Noi viviamo partecipando alla
sofferenza del mondo, avvertendo questa passione come la nobiltà
tipica dell'esistere prima della morte. L'ombra della morte ci
attraversa e noi dobbiamo prendere posizione di fronte
all'ineluttabile destino. Nella liturgia noi imprimiamo sul tempo che
fugge l'ordine e la logica e il finalismo della nostra coscienza
morale e religiosa.
C'è finalmente un tempo culturale, quello in cui
siamo cresciuti e abbiamo acquistato dalla tradizione che ci ha
preceduto forme di sapere e di condotta. Secondo questa visione, il
tempo è un progressivo accumulo di valori, è un avvicinarsi lento
verso traguardi significativi per tutta l'umanità.
Gli anni non si
succedono uguali agli anni, ma ogni anno porta un di più di
giustizia, di pace, di uguaglianza; o, come si diceva un tempo - ma
la parola ci si è congelata sulle labbra -, un di più di civiltà.
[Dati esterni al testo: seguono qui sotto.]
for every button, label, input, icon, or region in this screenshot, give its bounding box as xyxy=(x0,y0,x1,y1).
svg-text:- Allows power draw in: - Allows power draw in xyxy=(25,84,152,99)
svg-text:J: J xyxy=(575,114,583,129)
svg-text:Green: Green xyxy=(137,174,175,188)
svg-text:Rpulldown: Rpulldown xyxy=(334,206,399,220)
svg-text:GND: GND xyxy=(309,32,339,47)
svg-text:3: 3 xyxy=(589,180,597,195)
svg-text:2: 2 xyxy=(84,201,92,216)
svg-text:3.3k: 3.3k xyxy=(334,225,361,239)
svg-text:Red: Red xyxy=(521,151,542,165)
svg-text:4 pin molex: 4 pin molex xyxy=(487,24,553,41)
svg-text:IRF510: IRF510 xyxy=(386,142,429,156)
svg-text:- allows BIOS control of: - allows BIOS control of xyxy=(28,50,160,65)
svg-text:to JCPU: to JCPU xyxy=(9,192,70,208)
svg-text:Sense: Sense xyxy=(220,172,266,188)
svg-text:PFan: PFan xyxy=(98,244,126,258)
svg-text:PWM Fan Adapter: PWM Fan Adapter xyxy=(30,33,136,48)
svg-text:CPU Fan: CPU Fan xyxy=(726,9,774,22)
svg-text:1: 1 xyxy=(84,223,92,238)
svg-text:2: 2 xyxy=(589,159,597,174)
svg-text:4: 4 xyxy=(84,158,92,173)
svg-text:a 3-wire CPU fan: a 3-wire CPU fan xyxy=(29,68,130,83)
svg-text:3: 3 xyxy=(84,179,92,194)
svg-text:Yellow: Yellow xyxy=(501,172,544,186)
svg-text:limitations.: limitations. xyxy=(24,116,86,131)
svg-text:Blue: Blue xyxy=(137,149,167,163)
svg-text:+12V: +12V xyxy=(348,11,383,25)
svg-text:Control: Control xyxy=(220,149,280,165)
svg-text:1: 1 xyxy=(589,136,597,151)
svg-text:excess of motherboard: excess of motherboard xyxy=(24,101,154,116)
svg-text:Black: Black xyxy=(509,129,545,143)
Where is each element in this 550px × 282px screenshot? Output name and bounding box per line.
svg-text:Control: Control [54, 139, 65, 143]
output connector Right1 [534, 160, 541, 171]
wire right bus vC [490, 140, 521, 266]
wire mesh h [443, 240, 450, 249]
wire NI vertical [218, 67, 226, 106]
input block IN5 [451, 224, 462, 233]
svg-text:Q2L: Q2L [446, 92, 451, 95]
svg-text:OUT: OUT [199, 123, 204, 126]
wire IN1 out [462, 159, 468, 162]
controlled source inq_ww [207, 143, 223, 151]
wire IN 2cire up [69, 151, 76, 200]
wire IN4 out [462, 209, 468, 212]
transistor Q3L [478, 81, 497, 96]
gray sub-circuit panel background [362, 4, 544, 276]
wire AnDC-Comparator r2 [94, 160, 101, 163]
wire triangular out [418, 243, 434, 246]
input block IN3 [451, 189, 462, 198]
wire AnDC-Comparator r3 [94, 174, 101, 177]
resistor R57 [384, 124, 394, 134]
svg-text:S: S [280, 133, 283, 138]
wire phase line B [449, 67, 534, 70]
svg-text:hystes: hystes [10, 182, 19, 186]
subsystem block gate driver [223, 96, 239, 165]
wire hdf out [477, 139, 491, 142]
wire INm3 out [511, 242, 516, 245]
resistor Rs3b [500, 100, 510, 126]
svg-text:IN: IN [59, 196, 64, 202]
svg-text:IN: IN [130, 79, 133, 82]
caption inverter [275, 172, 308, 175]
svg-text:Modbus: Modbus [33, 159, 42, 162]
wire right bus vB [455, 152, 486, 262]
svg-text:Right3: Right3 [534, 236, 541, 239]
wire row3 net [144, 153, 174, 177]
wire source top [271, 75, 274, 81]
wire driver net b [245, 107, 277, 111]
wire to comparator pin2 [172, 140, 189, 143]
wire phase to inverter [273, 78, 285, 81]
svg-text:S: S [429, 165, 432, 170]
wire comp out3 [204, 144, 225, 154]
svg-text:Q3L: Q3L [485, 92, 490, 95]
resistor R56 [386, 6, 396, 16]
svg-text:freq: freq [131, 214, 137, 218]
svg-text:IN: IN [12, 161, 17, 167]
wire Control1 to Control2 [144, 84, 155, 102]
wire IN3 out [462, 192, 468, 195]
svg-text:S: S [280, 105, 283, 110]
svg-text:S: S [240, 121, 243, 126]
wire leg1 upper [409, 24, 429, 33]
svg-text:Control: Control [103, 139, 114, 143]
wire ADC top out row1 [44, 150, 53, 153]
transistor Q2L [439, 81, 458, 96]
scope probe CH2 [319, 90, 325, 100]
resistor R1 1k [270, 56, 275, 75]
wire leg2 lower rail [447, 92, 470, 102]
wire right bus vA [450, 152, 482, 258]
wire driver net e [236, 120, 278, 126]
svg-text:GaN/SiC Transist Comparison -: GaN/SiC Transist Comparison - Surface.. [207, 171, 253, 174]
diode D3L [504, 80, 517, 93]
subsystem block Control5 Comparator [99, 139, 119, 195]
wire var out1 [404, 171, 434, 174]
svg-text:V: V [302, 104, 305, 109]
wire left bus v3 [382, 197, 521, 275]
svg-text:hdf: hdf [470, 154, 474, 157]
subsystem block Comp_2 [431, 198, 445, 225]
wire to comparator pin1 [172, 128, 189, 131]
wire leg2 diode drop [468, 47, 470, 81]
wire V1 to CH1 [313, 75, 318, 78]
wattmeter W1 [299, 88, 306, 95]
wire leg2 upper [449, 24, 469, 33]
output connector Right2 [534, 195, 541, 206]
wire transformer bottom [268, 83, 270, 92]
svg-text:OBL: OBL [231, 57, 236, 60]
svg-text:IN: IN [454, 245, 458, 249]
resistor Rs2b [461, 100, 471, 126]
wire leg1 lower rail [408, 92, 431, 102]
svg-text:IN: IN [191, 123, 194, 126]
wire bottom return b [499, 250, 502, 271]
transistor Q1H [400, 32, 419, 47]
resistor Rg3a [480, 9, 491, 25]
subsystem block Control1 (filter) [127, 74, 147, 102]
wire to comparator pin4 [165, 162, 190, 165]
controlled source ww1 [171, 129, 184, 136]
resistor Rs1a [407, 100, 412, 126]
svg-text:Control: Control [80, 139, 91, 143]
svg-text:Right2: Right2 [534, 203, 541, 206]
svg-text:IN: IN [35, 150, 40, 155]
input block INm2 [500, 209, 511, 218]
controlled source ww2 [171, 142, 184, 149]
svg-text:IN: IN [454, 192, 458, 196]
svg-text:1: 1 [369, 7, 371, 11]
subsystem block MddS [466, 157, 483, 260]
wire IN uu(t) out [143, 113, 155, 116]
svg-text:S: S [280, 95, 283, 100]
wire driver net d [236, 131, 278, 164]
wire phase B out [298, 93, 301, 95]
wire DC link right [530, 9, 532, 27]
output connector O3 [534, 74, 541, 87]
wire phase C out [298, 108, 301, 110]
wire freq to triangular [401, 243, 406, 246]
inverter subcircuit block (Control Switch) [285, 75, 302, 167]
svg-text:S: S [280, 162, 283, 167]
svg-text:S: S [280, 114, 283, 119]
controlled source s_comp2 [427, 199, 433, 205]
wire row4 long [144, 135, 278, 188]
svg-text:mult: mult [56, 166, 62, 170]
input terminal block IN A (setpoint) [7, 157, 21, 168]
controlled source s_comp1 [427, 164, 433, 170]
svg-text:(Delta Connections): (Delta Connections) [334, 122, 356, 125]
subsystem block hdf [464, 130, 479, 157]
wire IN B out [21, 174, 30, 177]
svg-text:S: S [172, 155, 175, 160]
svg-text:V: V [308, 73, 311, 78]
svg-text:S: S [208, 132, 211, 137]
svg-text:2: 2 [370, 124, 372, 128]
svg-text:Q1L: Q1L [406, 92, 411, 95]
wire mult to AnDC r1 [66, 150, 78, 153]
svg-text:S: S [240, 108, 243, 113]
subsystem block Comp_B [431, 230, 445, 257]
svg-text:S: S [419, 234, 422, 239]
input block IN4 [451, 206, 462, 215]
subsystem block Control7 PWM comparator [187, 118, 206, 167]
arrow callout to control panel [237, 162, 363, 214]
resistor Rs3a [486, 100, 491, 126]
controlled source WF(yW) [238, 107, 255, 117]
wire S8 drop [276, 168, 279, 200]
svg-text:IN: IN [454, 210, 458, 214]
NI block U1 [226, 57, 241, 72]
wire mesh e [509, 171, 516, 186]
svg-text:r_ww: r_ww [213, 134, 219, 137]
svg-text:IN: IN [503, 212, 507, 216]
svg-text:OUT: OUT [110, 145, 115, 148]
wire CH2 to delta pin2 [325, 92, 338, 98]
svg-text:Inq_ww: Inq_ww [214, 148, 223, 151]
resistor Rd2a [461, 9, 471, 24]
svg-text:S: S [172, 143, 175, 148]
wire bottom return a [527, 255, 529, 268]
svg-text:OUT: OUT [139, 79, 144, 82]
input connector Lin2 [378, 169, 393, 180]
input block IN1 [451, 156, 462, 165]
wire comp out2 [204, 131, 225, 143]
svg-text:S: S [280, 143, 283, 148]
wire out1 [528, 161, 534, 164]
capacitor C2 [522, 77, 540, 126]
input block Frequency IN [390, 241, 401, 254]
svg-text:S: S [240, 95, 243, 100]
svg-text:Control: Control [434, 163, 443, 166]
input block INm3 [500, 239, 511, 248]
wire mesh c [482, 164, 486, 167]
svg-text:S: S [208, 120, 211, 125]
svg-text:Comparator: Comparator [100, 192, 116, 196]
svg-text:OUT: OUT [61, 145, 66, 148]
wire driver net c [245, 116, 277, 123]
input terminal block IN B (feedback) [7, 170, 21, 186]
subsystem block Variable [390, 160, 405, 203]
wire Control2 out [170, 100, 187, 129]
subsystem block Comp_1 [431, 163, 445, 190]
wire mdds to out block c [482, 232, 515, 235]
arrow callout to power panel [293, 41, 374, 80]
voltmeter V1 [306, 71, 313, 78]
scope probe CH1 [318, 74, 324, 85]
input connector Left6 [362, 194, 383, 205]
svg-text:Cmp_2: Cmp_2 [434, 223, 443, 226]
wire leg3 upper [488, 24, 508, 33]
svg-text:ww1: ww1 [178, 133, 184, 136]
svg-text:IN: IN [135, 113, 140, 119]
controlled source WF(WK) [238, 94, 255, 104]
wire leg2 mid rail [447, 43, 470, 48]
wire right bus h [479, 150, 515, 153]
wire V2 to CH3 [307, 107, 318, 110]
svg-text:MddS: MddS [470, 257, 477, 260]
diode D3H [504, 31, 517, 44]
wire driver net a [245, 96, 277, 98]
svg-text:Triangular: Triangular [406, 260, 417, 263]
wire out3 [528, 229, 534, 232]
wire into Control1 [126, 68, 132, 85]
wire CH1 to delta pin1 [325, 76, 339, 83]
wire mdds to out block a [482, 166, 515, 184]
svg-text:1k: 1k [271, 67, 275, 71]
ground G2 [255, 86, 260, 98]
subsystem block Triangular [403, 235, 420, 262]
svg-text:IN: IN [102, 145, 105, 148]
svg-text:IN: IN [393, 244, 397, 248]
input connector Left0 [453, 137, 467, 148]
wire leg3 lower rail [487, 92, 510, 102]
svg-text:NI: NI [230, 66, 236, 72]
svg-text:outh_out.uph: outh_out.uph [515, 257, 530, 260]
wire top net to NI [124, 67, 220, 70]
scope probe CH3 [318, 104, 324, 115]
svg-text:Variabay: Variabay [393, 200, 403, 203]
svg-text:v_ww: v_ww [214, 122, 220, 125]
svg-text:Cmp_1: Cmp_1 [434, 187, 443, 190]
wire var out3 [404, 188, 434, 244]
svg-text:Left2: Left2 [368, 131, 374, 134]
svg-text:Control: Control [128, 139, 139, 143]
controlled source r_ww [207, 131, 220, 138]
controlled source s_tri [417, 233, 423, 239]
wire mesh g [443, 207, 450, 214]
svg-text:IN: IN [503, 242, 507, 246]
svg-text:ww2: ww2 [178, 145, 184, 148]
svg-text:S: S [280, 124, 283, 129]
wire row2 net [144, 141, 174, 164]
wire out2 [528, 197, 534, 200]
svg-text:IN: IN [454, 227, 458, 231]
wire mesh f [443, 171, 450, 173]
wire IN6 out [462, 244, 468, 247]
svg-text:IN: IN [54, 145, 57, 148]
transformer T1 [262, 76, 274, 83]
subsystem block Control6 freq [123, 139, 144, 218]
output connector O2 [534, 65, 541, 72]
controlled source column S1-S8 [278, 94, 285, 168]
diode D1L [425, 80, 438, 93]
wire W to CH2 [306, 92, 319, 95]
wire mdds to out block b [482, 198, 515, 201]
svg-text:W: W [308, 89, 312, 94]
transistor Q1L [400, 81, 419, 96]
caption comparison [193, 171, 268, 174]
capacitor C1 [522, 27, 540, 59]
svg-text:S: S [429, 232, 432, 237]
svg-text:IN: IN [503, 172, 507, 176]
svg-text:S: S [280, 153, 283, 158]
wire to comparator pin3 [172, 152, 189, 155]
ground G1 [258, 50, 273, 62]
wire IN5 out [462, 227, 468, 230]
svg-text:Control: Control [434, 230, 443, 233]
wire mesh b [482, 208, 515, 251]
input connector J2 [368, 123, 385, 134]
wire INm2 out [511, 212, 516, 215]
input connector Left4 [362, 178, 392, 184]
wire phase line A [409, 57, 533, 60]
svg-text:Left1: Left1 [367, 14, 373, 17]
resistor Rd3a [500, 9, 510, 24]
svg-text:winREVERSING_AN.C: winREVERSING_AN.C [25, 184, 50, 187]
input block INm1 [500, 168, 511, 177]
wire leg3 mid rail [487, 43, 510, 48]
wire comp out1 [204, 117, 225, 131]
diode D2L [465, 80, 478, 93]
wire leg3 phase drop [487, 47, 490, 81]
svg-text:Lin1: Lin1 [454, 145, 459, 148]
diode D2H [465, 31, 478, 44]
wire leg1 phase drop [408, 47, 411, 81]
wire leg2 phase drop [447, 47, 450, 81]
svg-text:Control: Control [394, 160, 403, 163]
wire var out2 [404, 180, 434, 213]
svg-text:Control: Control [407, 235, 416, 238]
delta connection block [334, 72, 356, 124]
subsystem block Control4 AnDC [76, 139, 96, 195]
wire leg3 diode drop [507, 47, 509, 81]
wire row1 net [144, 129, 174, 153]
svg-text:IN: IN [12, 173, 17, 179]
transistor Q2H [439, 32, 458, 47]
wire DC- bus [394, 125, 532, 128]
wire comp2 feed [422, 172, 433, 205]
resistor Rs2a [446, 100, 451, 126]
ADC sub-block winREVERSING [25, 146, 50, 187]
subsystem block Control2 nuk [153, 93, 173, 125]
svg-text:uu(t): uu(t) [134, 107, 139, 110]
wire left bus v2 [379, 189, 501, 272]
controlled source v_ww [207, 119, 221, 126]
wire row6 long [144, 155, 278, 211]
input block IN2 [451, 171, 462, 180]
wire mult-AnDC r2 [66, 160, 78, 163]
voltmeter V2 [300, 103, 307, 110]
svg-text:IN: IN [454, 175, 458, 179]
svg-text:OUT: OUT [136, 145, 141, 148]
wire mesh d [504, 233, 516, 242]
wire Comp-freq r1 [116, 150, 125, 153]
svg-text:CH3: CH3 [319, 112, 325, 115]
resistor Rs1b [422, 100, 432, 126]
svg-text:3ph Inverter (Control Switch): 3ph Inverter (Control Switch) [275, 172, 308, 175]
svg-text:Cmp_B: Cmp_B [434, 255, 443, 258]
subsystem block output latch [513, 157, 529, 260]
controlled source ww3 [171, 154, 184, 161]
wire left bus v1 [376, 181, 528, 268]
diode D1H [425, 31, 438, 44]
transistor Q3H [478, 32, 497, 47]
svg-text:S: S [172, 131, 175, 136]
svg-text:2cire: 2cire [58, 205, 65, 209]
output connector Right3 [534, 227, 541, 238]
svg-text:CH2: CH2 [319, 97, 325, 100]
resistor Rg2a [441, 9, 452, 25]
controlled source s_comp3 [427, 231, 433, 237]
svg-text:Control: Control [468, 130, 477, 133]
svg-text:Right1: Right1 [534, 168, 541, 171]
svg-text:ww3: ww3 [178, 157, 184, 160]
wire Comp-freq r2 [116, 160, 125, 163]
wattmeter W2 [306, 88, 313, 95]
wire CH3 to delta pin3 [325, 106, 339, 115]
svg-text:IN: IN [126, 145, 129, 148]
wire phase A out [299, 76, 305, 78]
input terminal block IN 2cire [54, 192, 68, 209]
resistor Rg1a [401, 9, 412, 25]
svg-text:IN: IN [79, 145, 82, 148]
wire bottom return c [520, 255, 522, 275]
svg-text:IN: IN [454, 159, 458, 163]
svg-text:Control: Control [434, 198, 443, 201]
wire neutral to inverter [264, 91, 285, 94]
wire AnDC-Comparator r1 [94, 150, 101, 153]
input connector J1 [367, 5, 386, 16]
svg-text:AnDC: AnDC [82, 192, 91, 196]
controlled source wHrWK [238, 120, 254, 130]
Il dramma di questi anni è che questa terza dimensione non riusciamo
più a viverla. «Le magnifiche sorti e progressive» dell'umanità
sono una fola, un mito da cui ci stiamo distaccando. «Le nostre
iniquità ci hanno portato via come il vento»; hanno portato via i
nostri ideali, le grandi conquiste del passato, gli approdi
irreversibili delle grandi rivoluzioni dell'umanità.
Dove sono
queste conquiste? Dov' è la libertà per cui si son fatte tante
rivoluzioni in questi secoli e i cui contenuti sono sanciti dalle
costituzioni? Qual è il paese dove la libertà è un bene sicuro
anche per i meno dotati e per i più poveri? Non è forse vero che
anche nelle democrazie più democratiche la legge del più forte
spadroneggia in assoluto più ancora che nella giungla dove almeno i
ritmi naturali contenevano la ferocia umana dentro argini
intangibili? E là dove si sono fatte rivoluzioni per la giustizia,
ditemi voi dov'è la giustizia? Essa è pagata amaramente, se pur
c'è.
E così noi ci troviamo in una situazione intollerabile in cui
tutte le nostre ricchezze, quelle che creiamo sfruttando le energie
della natura, trovano corpo e forma nell'arma distruttiva. Abbiamo un
patrimonio, calcolato in denaro, di armi, incredibile: basterebbe
spenderne una piccola percentuale per risolvere tutti i mali del
mondo. Ditemi voi se i nostri atti di giustizia non siamo ormai
divenuti immondi.[…] Forse domani la nostra iniquità ci porterà
via come un vento. Tutto è pronto. La forza d'urto di una bomba è
come il vento, porta via tutto: il Cupolone, il campanile di Giotto,
... È la nostra iniquità che cresce su se stessa col nostro
contributo, con la nostra complicità, con il nostro silenzio o
quanto meno con la nostra inerzia. Ecco perché dobbiamo vigilare.
L'anno che comincia è già grazia, è lo spazio, forse immeritato, -
potrebbe essere l'ultimo - per le nostre scelte.